The parasympathetic system with the ventral branch of the vagus nerve (the new one) is present only in mammals. The ventral branch originates in the nucleus ambiguus and is responsible for the innervation of supradiaphragmatic organs. It plays a key role in the process of emotional attachment and relationships with other people, and thus for social engagement, empathy level, and a sense of safety. It regulates the heart and lungs. Together with other cranial nerves, such as the trigeminal, oculomotor, optic, facial, hypoglossal, and glossopharyngeal, it forms a functionally connected whole, responsible for swallowing, chewing, and articulation.
The ventral branch can have a positive effect on a person, manifesting as a harmoniously functioning cardiovascular system, digestive system, metabolism, and emotional balance. If this branch functions improperly, it negatively reflects in the release of sympathetic activity and the old part of the nucleus ambiguus of the vagus nerve.
The last component of the nervous system – the sympathetic, is used to manage fight-or-flight behaviors.
Maintaining a balance in the functioning of the sympathetic system and the dorsal nerve helps to increase stress resilience, enhances the secretion of oxytocin, reduces the risk of stroke and diabetes, and decreases the occurrence of inflammatory states.
The polyvagal theory mentioned at the beginning is a very useful tool for observing patients struggling with the problem of anorgasmia, as emotions and the nervous system, working together, play a significant role in the diagnosis and subsequent treatment of the lack of orgasms.
The brain is the center of pleasure, where all information from the body converges. It is thanks to the brain that we know whether something is pleasurable for us or not. Many of our sexual preferences stem from simple physiology, and thus directly from our body structure. Thanks to nerve endings (receptors) located on and under the skin, our body receives a multitude of information and passes it on to the central unit - the brain.
There are four types of nerves responsible for transmitting information to the brain during orgasm:
- Pelvic nerve, which transmits signals from the uterus and cervix (in women) and from the prostate (in men)
- Pudendal nerve, which conveys signals from the vagina and cervix (in women) and from the anus (in both sexes)
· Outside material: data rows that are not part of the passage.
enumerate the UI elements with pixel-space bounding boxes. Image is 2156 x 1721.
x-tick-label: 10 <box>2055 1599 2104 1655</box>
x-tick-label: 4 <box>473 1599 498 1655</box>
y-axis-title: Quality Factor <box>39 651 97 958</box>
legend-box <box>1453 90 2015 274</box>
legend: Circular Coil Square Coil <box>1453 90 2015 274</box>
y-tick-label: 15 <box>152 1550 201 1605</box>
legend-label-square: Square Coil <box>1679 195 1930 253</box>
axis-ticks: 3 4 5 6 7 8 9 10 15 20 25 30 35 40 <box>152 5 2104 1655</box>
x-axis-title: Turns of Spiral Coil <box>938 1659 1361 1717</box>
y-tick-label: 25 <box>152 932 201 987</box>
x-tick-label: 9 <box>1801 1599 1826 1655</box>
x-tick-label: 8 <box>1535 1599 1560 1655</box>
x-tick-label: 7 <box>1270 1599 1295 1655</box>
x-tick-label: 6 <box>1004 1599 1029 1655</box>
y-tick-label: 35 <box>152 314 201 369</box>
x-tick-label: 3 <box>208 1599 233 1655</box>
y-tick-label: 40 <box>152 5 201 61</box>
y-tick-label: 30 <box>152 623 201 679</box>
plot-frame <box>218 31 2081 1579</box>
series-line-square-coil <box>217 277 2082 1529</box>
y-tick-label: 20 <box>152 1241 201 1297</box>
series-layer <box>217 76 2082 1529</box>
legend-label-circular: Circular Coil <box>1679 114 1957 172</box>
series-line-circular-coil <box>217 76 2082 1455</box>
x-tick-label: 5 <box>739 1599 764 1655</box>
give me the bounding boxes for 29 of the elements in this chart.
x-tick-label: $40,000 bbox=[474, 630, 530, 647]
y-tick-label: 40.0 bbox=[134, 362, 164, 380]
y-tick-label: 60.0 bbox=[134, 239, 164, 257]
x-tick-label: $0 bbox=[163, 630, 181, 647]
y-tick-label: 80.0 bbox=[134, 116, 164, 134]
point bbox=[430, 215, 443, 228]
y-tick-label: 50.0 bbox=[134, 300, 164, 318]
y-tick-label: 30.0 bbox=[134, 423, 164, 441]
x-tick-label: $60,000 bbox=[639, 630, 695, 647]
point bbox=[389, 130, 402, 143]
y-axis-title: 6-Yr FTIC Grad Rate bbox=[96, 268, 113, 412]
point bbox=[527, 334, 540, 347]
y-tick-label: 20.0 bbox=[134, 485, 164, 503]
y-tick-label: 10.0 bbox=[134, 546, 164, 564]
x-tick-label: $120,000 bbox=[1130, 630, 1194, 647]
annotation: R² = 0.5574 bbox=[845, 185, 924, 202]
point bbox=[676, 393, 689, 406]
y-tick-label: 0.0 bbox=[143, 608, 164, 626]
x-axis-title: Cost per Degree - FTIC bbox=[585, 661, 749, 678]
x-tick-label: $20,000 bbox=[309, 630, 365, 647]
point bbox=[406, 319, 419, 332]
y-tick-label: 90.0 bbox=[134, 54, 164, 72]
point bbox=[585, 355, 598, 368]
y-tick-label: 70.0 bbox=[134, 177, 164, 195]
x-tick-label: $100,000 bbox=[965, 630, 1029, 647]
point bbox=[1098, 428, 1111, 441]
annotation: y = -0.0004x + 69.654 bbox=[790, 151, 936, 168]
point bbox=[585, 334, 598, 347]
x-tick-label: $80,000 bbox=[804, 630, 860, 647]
- Clitoral nerve transmits data from the clitoris (in women) and from the scrotum and penis (in men)
- Vagus nerve, which carries signals from the cervix, uterus, and vagina.
If the vagus nerve is damaged or its function is disrupted and altered over the years, the person affected may notice a range of health problems, including difficulty achieving orgasm and lack of orgasm in both women and men. A malfunctioning nervous system, particularly the part responsible for transmitting signals necessary to achieve sexual satisfaction, significantly affects sexual life. Therefore, in cases where the source of the problem is difficult to identify, relying on the principles of the polyvagal theory, it is worth focusing on the functioning of the vagus nerve. This confirms the beneficial effect of tantric massage, which through pressures and touches acting in the skin-visceral space and through a specific breathing method supports the regulation of the vagus nerve's function."